Let $X,X'$ be two independent uniform random variables on $n$-dimensional simplex $\Delta_n= \{(x_1,\ldots,x_n):x_i \geq 0, \sum x_i \leq 1\}$. I am trying to find the probability distribution of their sum $$ Y= X+X' $$ More specifically I am interested in finding the differential entropy of their sum, $h(Y)$. $$ h(Y)= -\int f_Y(y) \log(f_Y(y)) \ dy $$
The convolution integrals are tending to be too messy. I couldn't find any other trick apart from convolution.
On
Let $Z=X+Y$ and $Z'=X-Y$. Since $X$ and $Y$ are i.i.d on $\Delta_n$, the densities of $Z$ and $Z'$ are given by:
\begin{align*}
f_Z(z) &=\int_{\Delta_n \cap \left(-\Delta_n+z \right)} dx\\
f_Z'(z) &=\int_{\Delta_n \cap \left(\Delta_n+z \right)} dx\\
\end{align*}
and the entropies of $Z$ and $Z'$ are similarly given by:
\begin{align}
h(Z) &= \int_{\Delta_n + \Delta_n} f_Z \log \frac{1}{f_Z}\\
h(Z') &= \int_{\Delta_n -\Delta_n} f_{Z'} \log \frac{1}{f_{Z'}}\\
\end{align}
After using Monte Carlo integration to compute the required integrals I obtained the following results for the ratio $\frac{h(Z')+\log n! }{ h(Z)+\log n!}$:
A very crude asymptotic:
Consider first the entropy of $X$. Because it's uniform inside the $n-$ simplex, with volume $1/n!$, its entropy is $$H(X)=-\log(n!) \tag{1}$$
The density of the sum $S=\sum{X_i}$ is a beta density $f(S)=n S^{n-1}$, which means that $X$ tends to concentrate around $\sum X_i=1$ for large $n$. Further, over this region, the (multivariate) $X$ is asympotically equivalent to a set of $n$ iid exponential variables (lets call them $Z_i$) with mean $1/n$ (or $\lambda = n$).

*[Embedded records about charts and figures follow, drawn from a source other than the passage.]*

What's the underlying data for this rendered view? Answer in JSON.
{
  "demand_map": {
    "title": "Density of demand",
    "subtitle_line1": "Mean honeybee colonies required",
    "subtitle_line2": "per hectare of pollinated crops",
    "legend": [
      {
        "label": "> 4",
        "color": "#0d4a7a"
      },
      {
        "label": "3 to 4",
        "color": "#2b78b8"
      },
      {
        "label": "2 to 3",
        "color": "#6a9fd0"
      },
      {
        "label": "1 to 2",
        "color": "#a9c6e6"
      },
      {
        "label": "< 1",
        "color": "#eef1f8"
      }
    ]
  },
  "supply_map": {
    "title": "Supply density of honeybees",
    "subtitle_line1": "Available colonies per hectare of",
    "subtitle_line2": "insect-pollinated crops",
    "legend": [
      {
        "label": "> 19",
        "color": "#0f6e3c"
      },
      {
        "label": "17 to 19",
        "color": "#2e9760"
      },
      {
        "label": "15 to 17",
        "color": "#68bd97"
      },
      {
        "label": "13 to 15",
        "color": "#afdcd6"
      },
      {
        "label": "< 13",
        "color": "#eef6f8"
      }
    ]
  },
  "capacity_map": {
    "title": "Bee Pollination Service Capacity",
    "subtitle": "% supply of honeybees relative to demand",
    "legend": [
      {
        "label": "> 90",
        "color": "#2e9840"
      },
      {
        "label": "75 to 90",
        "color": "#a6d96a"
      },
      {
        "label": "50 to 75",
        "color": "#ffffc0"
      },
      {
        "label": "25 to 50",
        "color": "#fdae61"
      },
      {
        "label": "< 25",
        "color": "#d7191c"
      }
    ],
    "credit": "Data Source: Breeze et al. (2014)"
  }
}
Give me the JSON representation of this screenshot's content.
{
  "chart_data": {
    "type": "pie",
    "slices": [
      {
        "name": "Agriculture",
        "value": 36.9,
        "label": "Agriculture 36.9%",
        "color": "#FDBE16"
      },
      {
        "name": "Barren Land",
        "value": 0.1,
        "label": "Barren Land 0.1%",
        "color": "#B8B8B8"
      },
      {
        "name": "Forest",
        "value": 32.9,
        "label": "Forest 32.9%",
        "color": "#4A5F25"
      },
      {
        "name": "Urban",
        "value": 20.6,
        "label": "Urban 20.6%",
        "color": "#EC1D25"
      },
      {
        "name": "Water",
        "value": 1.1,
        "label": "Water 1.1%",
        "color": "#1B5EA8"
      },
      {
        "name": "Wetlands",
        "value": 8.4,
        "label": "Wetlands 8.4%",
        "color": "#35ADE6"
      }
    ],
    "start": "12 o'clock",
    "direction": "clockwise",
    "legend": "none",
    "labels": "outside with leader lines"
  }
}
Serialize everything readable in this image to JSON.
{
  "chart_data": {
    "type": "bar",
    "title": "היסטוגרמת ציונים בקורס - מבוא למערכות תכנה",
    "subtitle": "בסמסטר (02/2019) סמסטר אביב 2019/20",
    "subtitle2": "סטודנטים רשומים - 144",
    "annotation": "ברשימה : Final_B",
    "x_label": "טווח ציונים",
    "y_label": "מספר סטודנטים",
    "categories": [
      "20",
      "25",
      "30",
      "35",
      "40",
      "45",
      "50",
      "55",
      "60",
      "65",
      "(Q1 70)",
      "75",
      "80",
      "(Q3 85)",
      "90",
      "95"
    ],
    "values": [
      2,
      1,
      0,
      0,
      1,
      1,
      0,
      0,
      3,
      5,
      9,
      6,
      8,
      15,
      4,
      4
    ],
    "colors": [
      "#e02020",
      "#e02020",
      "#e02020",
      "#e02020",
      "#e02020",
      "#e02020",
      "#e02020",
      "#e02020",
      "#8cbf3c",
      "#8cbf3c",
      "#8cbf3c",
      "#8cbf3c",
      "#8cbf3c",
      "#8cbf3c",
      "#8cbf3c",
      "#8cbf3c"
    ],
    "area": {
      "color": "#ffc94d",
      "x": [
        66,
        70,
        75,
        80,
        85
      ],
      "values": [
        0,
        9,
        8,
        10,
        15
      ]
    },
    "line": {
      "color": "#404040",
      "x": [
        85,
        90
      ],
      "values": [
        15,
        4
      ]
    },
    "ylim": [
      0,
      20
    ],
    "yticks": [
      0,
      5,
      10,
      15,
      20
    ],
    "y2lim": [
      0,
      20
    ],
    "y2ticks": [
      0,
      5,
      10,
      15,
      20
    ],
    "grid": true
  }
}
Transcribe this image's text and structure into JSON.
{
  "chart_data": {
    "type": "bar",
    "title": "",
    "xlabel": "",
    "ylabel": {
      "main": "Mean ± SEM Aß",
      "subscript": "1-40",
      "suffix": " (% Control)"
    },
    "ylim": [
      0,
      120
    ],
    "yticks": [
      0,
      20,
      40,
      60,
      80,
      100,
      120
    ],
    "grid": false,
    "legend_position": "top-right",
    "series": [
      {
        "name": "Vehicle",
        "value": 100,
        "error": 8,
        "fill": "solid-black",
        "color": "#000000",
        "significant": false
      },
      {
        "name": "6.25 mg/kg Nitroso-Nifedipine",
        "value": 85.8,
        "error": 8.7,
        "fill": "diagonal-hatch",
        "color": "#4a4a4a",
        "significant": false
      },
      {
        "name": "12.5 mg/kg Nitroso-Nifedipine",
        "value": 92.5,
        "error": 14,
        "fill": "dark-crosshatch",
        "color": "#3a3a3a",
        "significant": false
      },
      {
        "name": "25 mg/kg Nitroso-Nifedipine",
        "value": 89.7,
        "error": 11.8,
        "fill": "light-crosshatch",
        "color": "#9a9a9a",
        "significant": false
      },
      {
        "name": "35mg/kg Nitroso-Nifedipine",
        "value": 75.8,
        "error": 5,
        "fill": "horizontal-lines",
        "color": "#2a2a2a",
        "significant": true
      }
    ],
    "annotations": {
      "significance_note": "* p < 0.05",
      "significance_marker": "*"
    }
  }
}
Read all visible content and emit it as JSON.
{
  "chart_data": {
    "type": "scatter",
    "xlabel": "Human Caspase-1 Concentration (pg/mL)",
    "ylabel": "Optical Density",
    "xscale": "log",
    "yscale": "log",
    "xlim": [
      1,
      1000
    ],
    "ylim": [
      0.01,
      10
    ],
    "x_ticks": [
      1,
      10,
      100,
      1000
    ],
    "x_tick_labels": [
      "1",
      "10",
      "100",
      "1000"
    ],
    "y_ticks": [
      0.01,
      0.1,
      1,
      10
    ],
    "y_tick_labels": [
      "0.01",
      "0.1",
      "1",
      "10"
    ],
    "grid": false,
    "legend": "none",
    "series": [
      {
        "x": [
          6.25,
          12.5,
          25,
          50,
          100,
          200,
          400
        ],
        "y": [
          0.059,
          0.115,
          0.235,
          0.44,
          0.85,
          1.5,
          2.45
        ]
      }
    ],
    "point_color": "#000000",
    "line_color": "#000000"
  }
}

Indeed, the density of these $Z$ variables is $$H(Z)=n H(Z_i)=n (1-\log(n))\tag{2}$$ which agrees (asympotically) with $(1)$. This gives some (non rigorous) support to the following approximation: given that $X\sim Z$, instead of $Y = X+X'$, let's consider $W=Z+Z'$. Then $W_i$ (sum of two exponentials with parameters $\lambda=n$) follows a gamma distribution $(2,1/\lambda)$, with mean $E(W_i)=2/n$ and entropy
$$H(W_i)=1-\log(n)+\gamma$$
Hence $$H(W)=n(1-\log(n)+\gamma)$$
We can then conjecture $$H(Y) \approx n(1-\log(n)+\gamma)$$ or perhaps $$H(Y) = -\log(n!) + n \gamma + o(n)$$
Update (from OP comment): By the same reasoning, we can approximate $H(X-X')$:
The difference of two exponentials with paramenter $\lambda$ is a zero mean laplacian with scale $\lambda^{-1}$; and its entropy is $\log(2/\lambda)+1$
Hence $$H(X-X')\approx n (1+ \log(2) - \log(n))\approx -\log(n!) + n \log(2)$$
And
$$\frac{H(X-X')+\log(n!)}{H(X+X')+\log(n!)} \approx \frac{n \log(2) + o(n)}{n \gamma + o(n)} \to \frac{\log(2)}{\gamma}\approx 1.2008461$$
Remember that this approximation is only expected (by me at least) to work for large $n$. Further, the $o(n)$ term has probably a leading $O(\log(n))$ term, so the convergence can be slow.
I'd like to know if this fits your empirical results (if you have them), or the context.